In this class we will go beyond proving statistical theorems to get practice applying useful statistical tools to answer interesting environmental questions.

4.2.1 What’s the Right Distribution?

  • Boxplots of streamflow and rainfall seasonality
  • Histograms: flows and transformations of flow.
  • Probability: frequentist definition: relative frequency of probability. Can be easily estimated from a histogram or directly from data.
  • Bias-variance tradeoff: for bin width more bins gives us better information but is noisier, or for line fitting.

How can we express frequencies?

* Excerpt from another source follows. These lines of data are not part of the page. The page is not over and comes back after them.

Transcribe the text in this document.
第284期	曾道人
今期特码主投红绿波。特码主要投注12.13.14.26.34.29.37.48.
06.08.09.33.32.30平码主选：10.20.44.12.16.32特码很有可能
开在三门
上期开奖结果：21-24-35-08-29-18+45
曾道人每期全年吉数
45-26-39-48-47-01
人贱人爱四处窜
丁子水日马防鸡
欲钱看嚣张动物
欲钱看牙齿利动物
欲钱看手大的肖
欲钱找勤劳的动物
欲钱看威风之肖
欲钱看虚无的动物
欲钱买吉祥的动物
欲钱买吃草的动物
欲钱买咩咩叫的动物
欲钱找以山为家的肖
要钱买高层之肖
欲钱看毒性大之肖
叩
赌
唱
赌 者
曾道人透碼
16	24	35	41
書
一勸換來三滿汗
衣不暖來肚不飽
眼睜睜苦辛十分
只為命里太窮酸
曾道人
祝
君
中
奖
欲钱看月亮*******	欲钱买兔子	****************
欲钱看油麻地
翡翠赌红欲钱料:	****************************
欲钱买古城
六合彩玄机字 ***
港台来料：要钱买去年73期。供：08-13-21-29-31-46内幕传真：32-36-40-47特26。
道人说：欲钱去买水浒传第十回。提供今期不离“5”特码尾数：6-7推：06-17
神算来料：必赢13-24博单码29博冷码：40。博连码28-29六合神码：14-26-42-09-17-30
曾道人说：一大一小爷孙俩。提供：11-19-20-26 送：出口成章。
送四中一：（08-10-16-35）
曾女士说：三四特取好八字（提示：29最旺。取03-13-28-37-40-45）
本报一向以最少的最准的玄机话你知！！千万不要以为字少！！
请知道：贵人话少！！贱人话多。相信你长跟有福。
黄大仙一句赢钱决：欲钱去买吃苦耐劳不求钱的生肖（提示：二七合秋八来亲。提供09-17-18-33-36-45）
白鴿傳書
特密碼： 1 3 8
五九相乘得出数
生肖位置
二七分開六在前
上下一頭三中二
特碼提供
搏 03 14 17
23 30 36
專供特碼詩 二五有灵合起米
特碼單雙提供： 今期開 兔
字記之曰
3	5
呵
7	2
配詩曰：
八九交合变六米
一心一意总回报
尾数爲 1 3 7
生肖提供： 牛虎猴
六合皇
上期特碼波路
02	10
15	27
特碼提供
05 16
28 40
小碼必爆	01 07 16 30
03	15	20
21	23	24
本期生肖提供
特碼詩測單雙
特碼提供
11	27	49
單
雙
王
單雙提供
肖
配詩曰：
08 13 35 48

PDF vs CDF.

A random variable \(X\) is a variable whose outcomes are governed by the laws of chance.

4.2.2 Moments of Random Values

Population versus sample: - mean - exectation - variance (population sample is \(N-1\)!) - skewness

Other measures of central tendency - median as an alternative to mean - IQR as an alternative to \(\sigma\) or variance - However, if there are true large values in the sample that matter, we tend to ignore them which can also be non-ideal

4.2.3 Types of PDF

  • Uniform
  • Binomial
  • Poisson
  • Geometric

4.2.4 Fitting Parameters for Distributions

  • Moments
  • Maximum Likelihood

To cover: sufficient statistics and how these estimates are similar or different. Homework: go through the rest of the slides from class.